Sur le site du Collectif des 39 contre la nuit sécuritaire, un mouvement lancé par des psychiatres pour s’opposer à la politique du gouvernement en matière de santé mentale, la mère d’un enfant autiste de 4 ans prend la parole pour dénoncer, justement, la méthode ABA. Initialement publié sur le site lacanquotidien.com, le coup de gueule de Mireille Battut s’intitule: “Plutôt coupable qu’ABA“. “J’ai choisi, en concertation avec le CMP [centre médico-psychologique] de mon secteur, d’obtenir une admission de Louis [son fils] à temps plein à l’hôpital de jour, écrit-elle. Il y suivra une scolarité adaptée, avec deux éducateurs permanents pour 8 enfants, et le soutien de toute une équipe pluridisciplinaire. Cette intégration a été précédée d’une période d’observation et d’évaluation, assez éprouvante par sa longueur, qui permet néanmoins d’espérer que le projet sera le plus ajusté possible à ses capacités d’évolution. Il paraît que si nous résistons à l’ABA, c’est que nous sommes arriérés, et dépravés par la psychanalyse. C’est vrai, chez nous, ABA ne fait que commencer de nuire. Nous sommes un nouveau marché à conquérir [pour cette méthode venue des Etats-Unis]“.

Sur Agoravox, des parents d’enfants autistes regroupés dans le collectif EgaliTED publient une tribune libre, Réponse ouverte de parents d’enfants autistes aux journalistes, philosophes et psychanalystes. Elle est adressée à une liste d’auteurs qu’Egalited juge favorables à la psychanalyse. “Ne vous est-il pourtant pas apparu que pour l’instant, le seul lobby audible dans les médias est celui de la psychanalyse et que le changement demandé [en faveur de méthodes éducatives et comportementales] est le fait de parents d’enfants autistes, tous individuellement concernés? Ce changement demandé, et actuellement cautionné par le Politique, vous fait tellement peur que vous parlez alors de “croisade”, de “haine”, de “dérive dramatique”, “d’offensive” ou encore de “persécution”. A quand le mot “génocide”?” Un peu plus loin, le collectif ajoute: “Mais, là où la ligne rouge est bien définitivement franchie c’est dans les références à un passé peu glorieux: le “nazisme”, le “stalinisme” les “dictatures”. C’est doublement choquant. Car associer un sain débat scientifique et thérapeutique au nazisme, c’est bien faire preuve du plus pur fascisme intellectuel: vouloir imposer par la force et la violence son idéologie”.

“Je suis de gauche et j’emmerde la psychanalyse”

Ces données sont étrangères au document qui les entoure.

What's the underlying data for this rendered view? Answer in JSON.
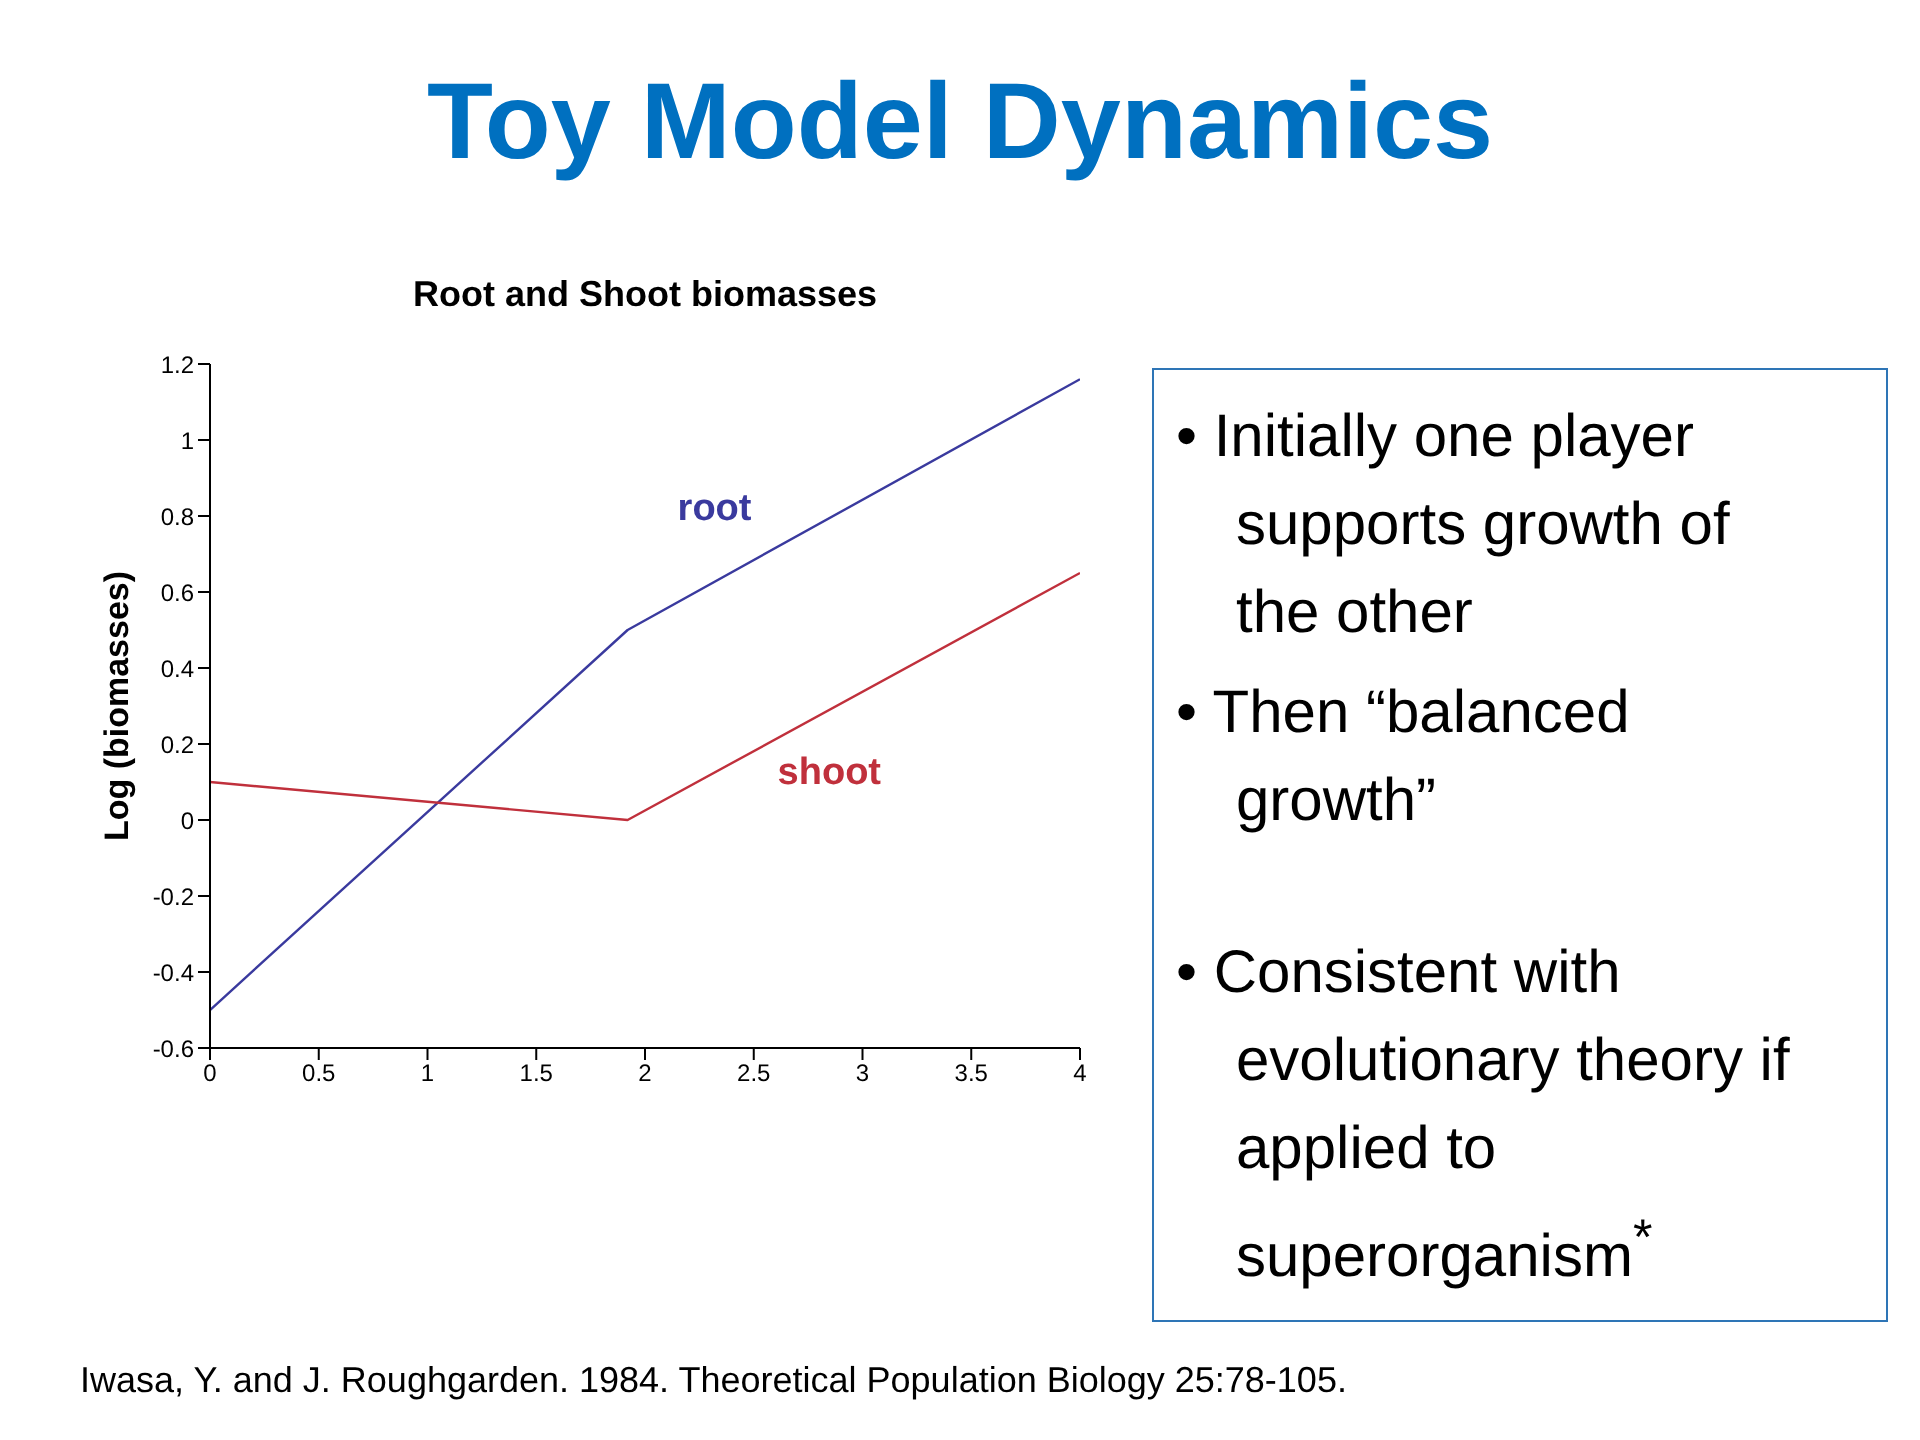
{
  "chart_data": {
    "type": "line",
    "title": "Toy Model Dynamics",
    "subtitle": "Root and Shoot biomasses",
    "ylabel": "Log (biomasses)",
    "series": [
      {
        "name": "root",
        "color": "#3a3a9e",
        "x": [
          0,
          1.92,
          4
        ],
        "values": [
          -0.5,
          0.5,
          1.16
        ]
      },
      {
        "name": "shoot",
        "color": "#c0303c",
        "x": [
          0,
          1.92,
          4
        ],
        "values": [
          0.1,
          0,
          0.65
        ]
      }
    ],
    "xlim": [
      0,
      4
    ],
    "xticks": [
      0,
      0.5,
      1,
      1.5,
      2,
      2.5,
      3,
      3.5,
      4
    ],
    "ylim": [
      -0.6,
      1.2
    ],
    "yticks": [
      -0.6,
      -0.4,
      -0.2,
      0,
      0.2,
      0.4,
      0.6,
      0.8,
      1,
      1.2
    ],
    "grid": false,
    "legend": false,
    "marker": "none",
    "line_style": "solid",
    "annotations": [
      "• Initially one player supports growth of the other",
      "• Then “balanced growth”",
      "• Consistent with evolutionary theory if applied to superorganism$^{*}$",
      "Iwasa, Y. and J. Roughgarden. 1984. Theoretical Population Biology 25:78-105."
    ]
  }
}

Un post du blog Contes de la folie ordinaire, sur Mediapart, consacré à la place de la folie dans la société, défend l’approche psychanalytique, remettant en question le tout biologique. Il s’adresse “A l’autiste qui a consenti à quitter son monde et à celui qui se méfie de nous“. Et conclut: “N’est-il pas légitime encore de s’interroger si nous ne devons voir dans le silence de l’autiste uniquement le résultat d’un handicap de l’individu, ou un refuge du désir?”

Toujours sur Mediapart, Jean-Louis Racca, professeur agrégé de mathématiques dans un lycée de Grenoble, s’insurge contre les raccourcis qui voudraient que les pro-psychanalyse soient forcément de gauche et les antis, de droite. Sur son blog, il signe un billet au titre provocateur: “Je suis de gauche et j’emmerde la psychanalyse“, qui n’y va pas par quatre chemins. “On ne peut affirmer le caractère droitier des critiques de la psychanalyse que si l’on ignore les critiques de gauche”, écrit-il, avant de clamer: “La psychanalyse doit cesser de prendre la gauche en otage”.

Les pétitionnaires ne sont pas en reste. Les pro-psychanalyses ont leur pétition, sur le site Lacan quotidien, avec sa ” pétition internationale pour l’abord clinique de l’autisme“. Dans le camp opposé, le Collectif des professionnels pour les bonnes Pratiques en psychiatrie appelle à signer son “Manifeste pour les bonnes pratiques dans la prise en charge de l’autisme“.